The most frequent adverse events that occurred in the active controlled clinical trial in at least 2% of patients treated with amlodipine, valsartan and hydrochlorothiazide are presented in the following table.

Preferred Term Aml/Val/HCTZ 10/320/25 mg N=582 n (%) Val/HCTZ 320/25 mg N=559 n (%) Aml/Val 10/320 mg N=566 n (%) HCTZ/Aml 25/10 mg N=561 n (%)
Dizziness 48 (8.2) 40 (7.2) 14 (2.5) 23 (4.1)
Edema 38 (6.5) 8 (1.4) 65 (11.5) 63 (11.2)
Headache 30 (5.2) 31 (5.5) 30 (5.3) 40 (7.1)
Dyspepsia 13 (2.2) 5 (0.9) 6 (1.1) 2 (0.4)
Fatigue 13 (2.2) 15 (2.7) 12 (2.1) 8 (1.4)
Muscle spasms 13 (2.2) 7 (1.3) 7 (1.2) 5 (0.9)
Back pain 12 (2.1) 13 (2.3) 5 (0.9) 12 (2.1)
Nausea 12 (2.1) 7 (1.3) 10 (1.8) 12 (2.1)
Nasopharyngitis 12 (2.1) 13 (2.3) 13 (2.3) 12 (2.1)

Orthostatic events (orthostatic hypotension and postural dizziness) were seen in 0.5% of patients.

Valsartan

Valsartan has been evaluated for safety in more than 4000 hypertensive patients in clinical trials. In trials in which valsartan was compared to an ACE inhibitor with or without placebo, the incidence of dry cough was significantly greater in the ACE inhibitor group (7.9%) than in the groups who received valsartan (2.6%) or placebo (1.5%). In a 129-patient trial limited to patients who had dry cough when they had previously received ACE inhibitors, the incidences of cough in patients who received valsartan, HCTZ, or lisinopril were 20%, 19%, and 69% respectively (p<0.001).

Clinical Laboratory Test Findings

Clinical laboratory test findings for amlodipine, valsartan and hydrochlorothiazide were obtained in a controlled trial of amlodipine, valsartan and hydrochlorothiazide administered at the maximal dose of 10/320/25 mg compared to maximal doses of dual therapies, i.e., valsartan/HCTZ 320/25 mg, amlodipine/valsartan 10/320 mg, and HCTZ/amlodipine

25/10 mg. Findings for the components of amlodipine, valsartan and hydrochlorothiazide tablets were obtained from other trials.

Creatinine:

In heart failure patients, greater than 50% increases in creatinine were observed in 3.9% of valsartan-treated patients compared to 0.9% of placebo-treated patients. In post-myocardial infarction patients, doubling of serum creatinine was observed in 4.2% of valsartan-treated patients and 3.4% of captopril-treated patients.

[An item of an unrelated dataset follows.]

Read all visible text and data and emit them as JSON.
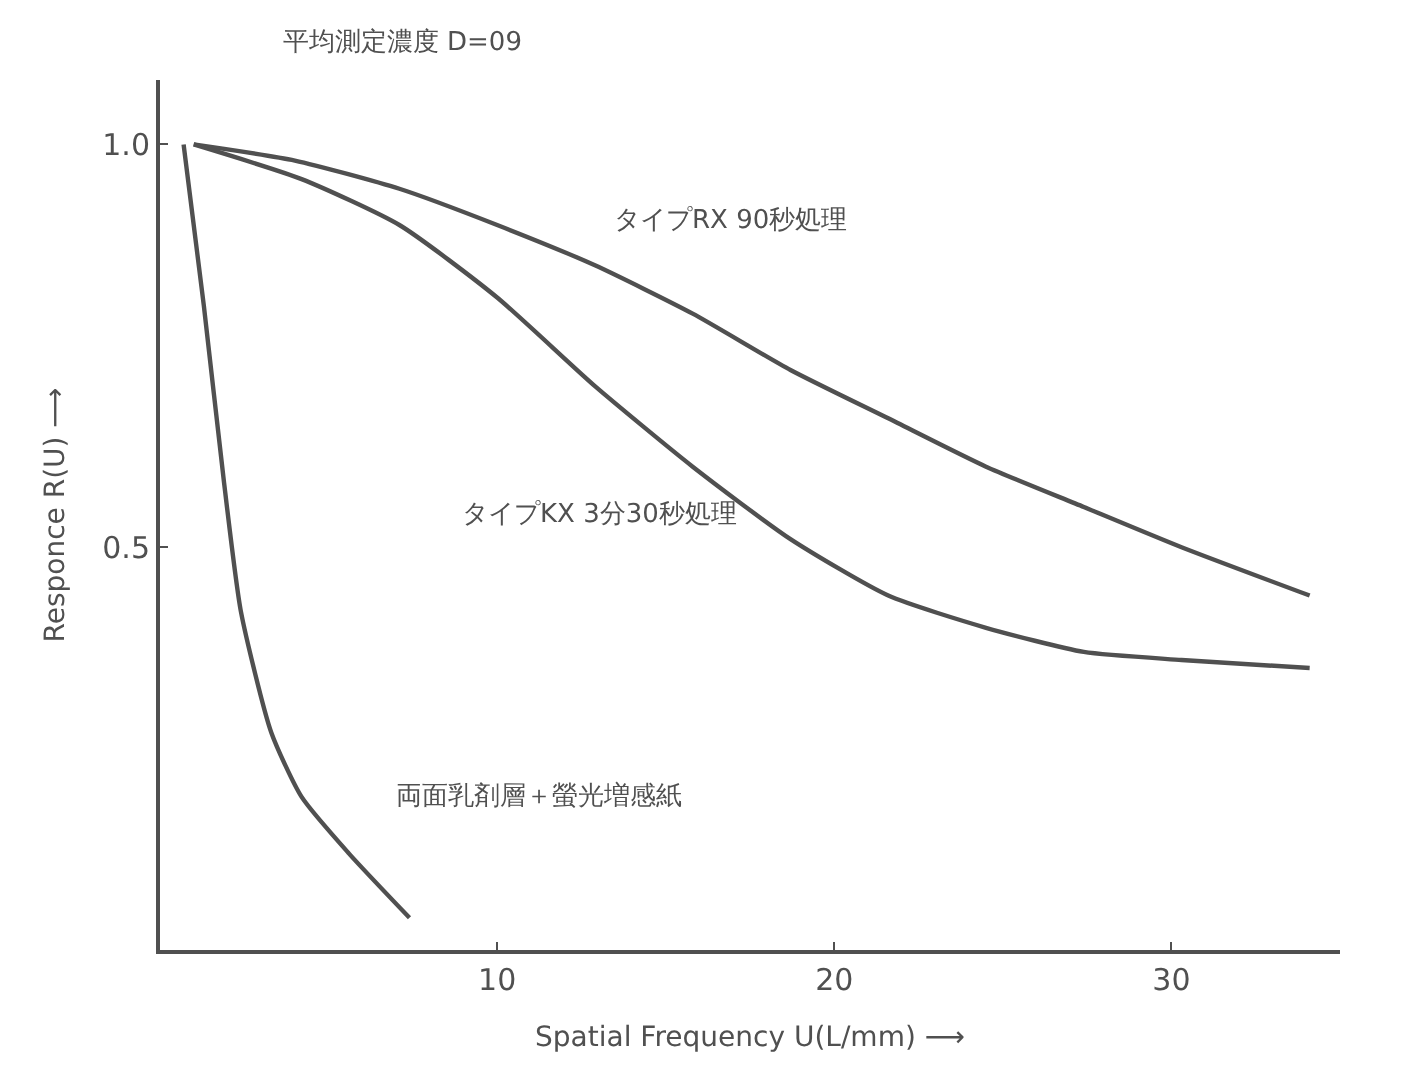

Blood Urea Nitrogen (BUN):

In hypertensive patients, greater than 50% increases in BUN were observed in 30% of amlodipine, valsartan and hydrochlorothiazide-treated patients compared to 29% of valsartan/HCTZ patients, 15.8% of amlodipine/valsartan patients, and 18.5% of HCTZ/amlodipine patients. In heart failure patients, greater than 50% increases in BUN were observed in 17% of valsartan-treated patients compared to 6% of placebo-treated patients [see Warnings and Precautions (5.4)].

Neutropenia:

Neutropenia (<1500/L) was observed in 1.9% of patients treated with valsartan and 0.8% of patients treated with placebo.